We expect gradual uptick in volumes and margins given benign input costs and impact of price hikes taken in earlier quarters. We expect QoQ improvement in growth and profitability during FY26. We remain constructive on the sector as growth revival will drive re-rating of the stocks. ITC, BRIT and TTAN remain the top picks in our coverage universe. We also expect calibrated gains in HUL, MRCO and JUBI.

 

Favorable macros, GST reforms to drive up demand

Macro conditions seem right for an uptick in consumer demand led by 1) decline in overall inflation to 1.6% and negative food inflation, 2) normal monsoon, 3) benefits of income tax relief worth Rs1trn, and 4) 100bps cumulative cut in interest rates in CY25. In addition, GOI aims to rationalize GST rates under GST 2.0 reforms. The new system is likely to have just two slabs of 5% and 18%, and 40% for luxury and sin goods, as against the current four slabs (5%, 12%, 18%, and 28%, and cess for luxury and sin goods).
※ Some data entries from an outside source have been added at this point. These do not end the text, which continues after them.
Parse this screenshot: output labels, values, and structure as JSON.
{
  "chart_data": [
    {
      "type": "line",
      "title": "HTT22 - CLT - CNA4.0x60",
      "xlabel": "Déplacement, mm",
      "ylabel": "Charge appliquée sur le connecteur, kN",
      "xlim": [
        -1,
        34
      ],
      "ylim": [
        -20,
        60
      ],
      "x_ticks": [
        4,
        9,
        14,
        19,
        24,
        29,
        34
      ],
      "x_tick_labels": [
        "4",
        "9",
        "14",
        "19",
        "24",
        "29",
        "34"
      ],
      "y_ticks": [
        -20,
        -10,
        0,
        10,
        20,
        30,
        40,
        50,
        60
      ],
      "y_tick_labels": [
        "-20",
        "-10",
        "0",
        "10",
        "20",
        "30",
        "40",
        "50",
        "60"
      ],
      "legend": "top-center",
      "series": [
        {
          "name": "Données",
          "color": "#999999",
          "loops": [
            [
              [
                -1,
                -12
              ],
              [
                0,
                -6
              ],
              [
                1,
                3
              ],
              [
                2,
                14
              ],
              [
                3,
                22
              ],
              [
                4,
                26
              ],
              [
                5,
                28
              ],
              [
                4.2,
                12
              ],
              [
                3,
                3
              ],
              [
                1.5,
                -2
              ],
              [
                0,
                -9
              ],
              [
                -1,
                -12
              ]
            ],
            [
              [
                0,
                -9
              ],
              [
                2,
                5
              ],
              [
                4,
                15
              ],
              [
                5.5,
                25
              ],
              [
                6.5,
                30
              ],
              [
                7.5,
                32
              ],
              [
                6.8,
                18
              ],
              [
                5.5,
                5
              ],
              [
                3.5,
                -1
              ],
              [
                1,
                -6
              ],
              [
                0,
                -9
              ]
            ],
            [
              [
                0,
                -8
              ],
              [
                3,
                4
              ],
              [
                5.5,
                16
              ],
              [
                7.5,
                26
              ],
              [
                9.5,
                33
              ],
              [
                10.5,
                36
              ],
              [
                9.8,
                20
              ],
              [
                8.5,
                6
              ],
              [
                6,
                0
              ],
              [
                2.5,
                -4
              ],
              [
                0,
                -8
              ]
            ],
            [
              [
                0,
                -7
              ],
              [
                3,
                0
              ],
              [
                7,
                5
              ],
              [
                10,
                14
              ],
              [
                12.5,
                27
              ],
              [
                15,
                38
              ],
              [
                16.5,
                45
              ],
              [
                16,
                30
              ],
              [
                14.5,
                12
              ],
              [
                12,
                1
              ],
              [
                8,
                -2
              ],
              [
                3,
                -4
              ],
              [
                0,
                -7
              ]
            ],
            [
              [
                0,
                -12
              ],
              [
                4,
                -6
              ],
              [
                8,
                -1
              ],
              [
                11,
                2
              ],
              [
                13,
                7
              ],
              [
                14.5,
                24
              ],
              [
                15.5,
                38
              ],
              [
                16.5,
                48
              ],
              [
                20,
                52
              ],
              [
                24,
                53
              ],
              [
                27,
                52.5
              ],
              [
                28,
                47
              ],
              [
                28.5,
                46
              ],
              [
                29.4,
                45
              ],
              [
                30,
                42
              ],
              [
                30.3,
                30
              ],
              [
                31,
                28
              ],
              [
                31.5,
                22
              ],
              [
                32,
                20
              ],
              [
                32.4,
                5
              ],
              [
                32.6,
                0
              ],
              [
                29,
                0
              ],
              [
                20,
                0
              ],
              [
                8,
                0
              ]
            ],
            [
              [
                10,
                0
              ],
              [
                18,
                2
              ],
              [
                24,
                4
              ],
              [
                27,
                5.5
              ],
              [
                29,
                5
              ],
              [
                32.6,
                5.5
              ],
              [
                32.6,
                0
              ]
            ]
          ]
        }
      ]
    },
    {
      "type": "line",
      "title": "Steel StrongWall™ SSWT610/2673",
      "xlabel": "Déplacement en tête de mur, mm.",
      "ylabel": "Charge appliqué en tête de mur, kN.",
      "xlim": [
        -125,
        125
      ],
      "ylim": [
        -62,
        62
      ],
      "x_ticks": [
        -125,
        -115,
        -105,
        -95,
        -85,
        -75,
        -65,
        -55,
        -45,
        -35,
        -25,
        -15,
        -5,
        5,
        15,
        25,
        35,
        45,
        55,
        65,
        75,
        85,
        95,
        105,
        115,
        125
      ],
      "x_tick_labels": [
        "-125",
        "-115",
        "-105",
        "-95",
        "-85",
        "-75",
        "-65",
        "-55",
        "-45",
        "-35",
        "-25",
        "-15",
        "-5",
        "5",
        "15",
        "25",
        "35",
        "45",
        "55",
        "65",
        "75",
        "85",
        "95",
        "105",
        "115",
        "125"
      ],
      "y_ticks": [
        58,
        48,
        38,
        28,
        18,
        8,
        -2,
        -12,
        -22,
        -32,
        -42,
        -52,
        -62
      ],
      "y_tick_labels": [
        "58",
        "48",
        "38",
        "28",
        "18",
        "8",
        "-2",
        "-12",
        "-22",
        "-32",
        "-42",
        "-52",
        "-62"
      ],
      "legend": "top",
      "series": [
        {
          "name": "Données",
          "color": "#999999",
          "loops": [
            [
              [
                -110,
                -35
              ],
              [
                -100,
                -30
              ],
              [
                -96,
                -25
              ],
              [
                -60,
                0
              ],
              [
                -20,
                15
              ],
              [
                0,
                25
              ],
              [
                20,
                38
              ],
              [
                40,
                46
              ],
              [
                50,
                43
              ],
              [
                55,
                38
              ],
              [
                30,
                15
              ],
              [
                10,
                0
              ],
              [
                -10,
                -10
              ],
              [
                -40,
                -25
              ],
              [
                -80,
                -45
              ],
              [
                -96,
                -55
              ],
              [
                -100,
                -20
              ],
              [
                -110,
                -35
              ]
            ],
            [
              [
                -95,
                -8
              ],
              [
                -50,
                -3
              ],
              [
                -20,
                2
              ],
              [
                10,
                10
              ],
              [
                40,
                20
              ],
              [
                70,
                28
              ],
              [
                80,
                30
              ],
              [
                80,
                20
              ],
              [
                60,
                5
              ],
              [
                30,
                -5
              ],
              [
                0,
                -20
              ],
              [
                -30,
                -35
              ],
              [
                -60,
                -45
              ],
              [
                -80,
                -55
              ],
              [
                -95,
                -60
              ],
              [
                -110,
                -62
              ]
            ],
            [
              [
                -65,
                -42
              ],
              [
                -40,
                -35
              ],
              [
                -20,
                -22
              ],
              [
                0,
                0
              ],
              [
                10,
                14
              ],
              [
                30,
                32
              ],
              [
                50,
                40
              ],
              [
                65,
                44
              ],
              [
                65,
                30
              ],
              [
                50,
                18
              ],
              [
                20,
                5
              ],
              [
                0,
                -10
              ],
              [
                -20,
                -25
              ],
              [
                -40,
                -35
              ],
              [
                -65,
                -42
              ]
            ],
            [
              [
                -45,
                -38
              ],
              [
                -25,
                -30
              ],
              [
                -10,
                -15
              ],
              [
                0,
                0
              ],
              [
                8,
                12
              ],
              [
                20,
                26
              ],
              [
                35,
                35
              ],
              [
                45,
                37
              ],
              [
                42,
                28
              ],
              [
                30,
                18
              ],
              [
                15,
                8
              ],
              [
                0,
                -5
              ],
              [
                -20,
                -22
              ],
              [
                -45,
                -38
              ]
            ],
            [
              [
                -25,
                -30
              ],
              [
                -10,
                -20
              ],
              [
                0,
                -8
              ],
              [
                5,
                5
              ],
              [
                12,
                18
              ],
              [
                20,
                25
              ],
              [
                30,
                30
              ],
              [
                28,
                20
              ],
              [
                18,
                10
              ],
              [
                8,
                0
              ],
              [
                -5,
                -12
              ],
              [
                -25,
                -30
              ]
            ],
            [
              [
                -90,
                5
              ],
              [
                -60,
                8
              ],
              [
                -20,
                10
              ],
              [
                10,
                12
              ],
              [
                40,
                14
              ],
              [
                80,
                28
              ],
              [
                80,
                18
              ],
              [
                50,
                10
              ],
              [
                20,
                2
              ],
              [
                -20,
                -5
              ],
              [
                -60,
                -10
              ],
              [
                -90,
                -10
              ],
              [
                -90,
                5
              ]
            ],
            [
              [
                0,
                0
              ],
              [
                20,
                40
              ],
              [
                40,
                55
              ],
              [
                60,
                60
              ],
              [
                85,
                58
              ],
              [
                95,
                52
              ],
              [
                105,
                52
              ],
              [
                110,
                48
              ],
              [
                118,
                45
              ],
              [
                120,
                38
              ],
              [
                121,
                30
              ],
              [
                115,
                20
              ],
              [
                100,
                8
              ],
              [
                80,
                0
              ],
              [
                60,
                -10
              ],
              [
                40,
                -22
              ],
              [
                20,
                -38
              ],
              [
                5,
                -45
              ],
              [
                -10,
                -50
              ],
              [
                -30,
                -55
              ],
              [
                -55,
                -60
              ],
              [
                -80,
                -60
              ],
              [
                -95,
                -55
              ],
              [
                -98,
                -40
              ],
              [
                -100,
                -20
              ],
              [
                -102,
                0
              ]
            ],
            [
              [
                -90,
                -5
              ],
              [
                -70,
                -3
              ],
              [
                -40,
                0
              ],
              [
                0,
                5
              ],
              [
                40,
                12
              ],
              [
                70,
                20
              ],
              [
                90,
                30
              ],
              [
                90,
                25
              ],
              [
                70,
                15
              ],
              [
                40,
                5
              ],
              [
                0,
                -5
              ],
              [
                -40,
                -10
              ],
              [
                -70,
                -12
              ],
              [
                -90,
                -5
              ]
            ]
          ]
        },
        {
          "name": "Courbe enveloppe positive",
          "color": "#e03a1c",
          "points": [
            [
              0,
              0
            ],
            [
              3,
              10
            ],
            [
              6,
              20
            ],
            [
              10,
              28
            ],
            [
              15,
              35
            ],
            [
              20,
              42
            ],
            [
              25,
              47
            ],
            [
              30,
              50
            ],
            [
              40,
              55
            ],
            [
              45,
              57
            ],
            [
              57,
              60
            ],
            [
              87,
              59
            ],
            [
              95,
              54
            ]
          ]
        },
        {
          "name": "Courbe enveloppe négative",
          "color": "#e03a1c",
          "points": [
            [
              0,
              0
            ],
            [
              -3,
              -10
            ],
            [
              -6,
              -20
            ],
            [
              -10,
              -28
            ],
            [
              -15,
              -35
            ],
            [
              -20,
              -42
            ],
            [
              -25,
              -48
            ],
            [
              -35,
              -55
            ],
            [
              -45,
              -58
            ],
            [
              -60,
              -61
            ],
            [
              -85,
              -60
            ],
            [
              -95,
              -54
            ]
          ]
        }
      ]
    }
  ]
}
Everyday consumer goods stand to benefit, with ~99% of items in the 12% slab moving to 5% and large majority of items in the 28% slab moving to 18%. A special 40% slab may remain for luxury and sin goods. The proposal will likely be tabled at the Sep’25 GST Council meeting. We expect this to benefit a select section of consumer goods, assuming that there is no change in classification of various product segments.